The four-letter network and others will jump to anoint Saban as the “Greatest This” and the “Greatest That,” and he will forever wear the label of iconic college football coach. The praise will stop just short of sainthood. Yet all those accolades should come with an attachment.
ALL of Saban’s success as a college football coach has come as a head coach in the Southeastern Conference, where he has gladly exploited a loophole in NCAA rules that allows him – and all other SEC schools – to “over-sign” the number of high school prospects they land on Letter of Intent Day. In other words, they get to sign more prospects than spots they have available.
This allows schools to circumvent the NCAA rule of 25-scholarships per year and 85 scholarships total. All they have to do is get down to the 85 limit by the start of fall camp in August and everything is fine. If you’ve signed 12 more newbies in February than spots you had available, then you simply cut your weakest 12 players over the summer to get back down to the limit. Easy.
Other conferences do not go for over-signing. They closed the loophole themselves, and exceptions have to be validated and approved by the conference. While some schools in other conferences have signed a few more players than spots available, they do so under tight guidelines knowing that those spots will come open due to players leaving on their own.
Many schools – including most of the members of the Big Ten – are now offering four-year scholarships in an effort to curb and/or eliminate over-signing. The Big Ten is the leading advocate to make this practice mandatory and is pressing the NCAA to do the same. Even though SEC commissioner Mike Slive is FOR the four-year scholarship rule, SEC football coaches do not want it. They want scholarships for student-athletes to continue to be a year-by-year deal, “so they have to continue to earn their spot.” It’s sort of like a multi-year NFL contract that is guaranteed for the team, but not for the player.
College football is nothing but a business after all.
Saban was among the coaches to loudly criticize the idea of the four-year scholarship and Alabama tried to have them made illegal. South Carolina coach Steve Spurrier is also in favor of this continued exploitation of student-athletes (so he can continue to cut his weakest players every summer.) Spurrier lambasted the very notion of multi-year scholarship (even though he loves his own multi-year contract) and criticized the Big Ten for not allowing over-signing.
“I think that really hurts them a lot,” he told the media. “They end up giving scholarships to a lot of walk-ons.” Which is, of course, terrible for business.

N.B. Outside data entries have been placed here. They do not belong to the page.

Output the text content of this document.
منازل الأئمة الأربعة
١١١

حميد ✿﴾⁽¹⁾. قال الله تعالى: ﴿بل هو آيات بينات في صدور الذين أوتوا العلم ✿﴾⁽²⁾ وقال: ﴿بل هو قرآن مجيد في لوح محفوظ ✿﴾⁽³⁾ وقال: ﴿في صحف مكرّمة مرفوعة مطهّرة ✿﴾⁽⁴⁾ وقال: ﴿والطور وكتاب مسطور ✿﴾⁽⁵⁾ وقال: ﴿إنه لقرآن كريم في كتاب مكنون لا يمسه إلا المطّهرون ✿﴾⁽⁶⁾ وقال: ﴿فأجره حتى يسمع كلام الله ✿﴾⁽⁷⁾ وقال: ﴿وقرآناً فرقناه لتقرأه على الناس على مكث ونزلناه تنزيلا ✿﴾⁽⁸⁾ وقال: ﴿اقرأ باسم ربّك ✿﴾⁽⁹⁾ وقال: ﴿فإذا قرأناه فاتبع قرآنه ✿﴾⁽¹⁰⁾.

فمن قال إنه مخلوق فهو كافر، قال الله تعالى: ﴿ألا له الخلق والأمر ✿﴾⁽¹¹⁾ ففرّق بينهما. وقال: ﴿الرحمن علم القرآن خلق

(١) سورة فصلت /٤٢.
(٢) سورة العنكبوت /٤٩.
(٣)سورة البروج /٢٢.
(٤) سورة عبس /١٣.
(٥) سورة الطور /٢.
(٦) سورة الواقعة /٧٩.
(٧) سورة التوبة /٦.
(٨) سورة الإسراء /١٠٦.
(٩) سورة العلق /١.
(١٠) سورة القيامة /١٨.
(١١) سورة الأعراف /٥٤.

Former South Carolina wide receiver Bryce Sherman was a victim of Spurrier “over-signing.” He was cut from the Gamecocks squad in July of 2011 after having started much of the previous season.
“They said they got better players over the last year,” Sherman told the Gainesville Times. “Everybody they recruited committed. It is what it is. It’s a business. I don’t think it’s fair, but it’s not my call.”
Justin Fielkow of the Tulane Law School Sports Law program disagrees. “Such an attitude fails to take into account the persistent exploitation of young men who are dependent on coaches and universities keeping their promises amidst a flawed system,” Fielkow blogged. “Where players are deemed to have no further value to an institution and punished through the revocation of their financial scholarship, the line between college and professional football becomes blurred to the point where universities forget that they are first and foremost academic institutions shaping the minds of young individuals, regardless of the amount of money that is poured into their football programs.”
According to the web site www.oversigning.com, SEC schools combined to sign 52 more players on LOI day than they had scholarships available in 2011. That means 52 current players had to be released and/or have their scholarships revoked during the summer, and it also means 52 prospects that should have signed with other schools. Saban and Alabama signed 11 more players to LOIs than they had scholarships available that year, meaning that sometime between mid-February and the end of July, 11 ‘Bama players (the 11 weakest players on the roster) lost their scholarships for one reason or another.
Do you need another reason that the Tide just keeps rolling?
The same Nick Saban who is about to start being mentioned among the greatest of all-time was not so great as the head coach at Michigan State in the Big Ten, where he went a modest 40-24-1 during five seasons from 1995-99 before bolting for LSU. Then, after a successful stint in Baton Rouge, the nomadic coach left to coach the Miami Dolphins for two seasons, where he went 15-17 and was widely considered to be a bust. Then, it was back to the SEC and the built-in advantage, and presto! Saban wins big again. Hmmm.
Yes, the SEC is the dominant conference in college football. Over-signing is the reason why. Take away this huge advantage, and the SEC schools would be forced to deal with the same rules and level of parity as everyone else, and Nick Saban would not have four national championships.
Is it going to change any time soon? Unless the NCAA makes the four-year scholarship mandatory, it doesn’t appear that way. The only team to beat Alabama this season was Texas A&M – a newly minted SEC member. The Aggies have already caught on: “What 25 per year scholarship limit?” A&M currently has 34 players listed as “commitments” for the 2013 signing class. That should make the bottom nine players on the Aggies depth chart pretty nervous this summer – and A&M a national title contender next fall.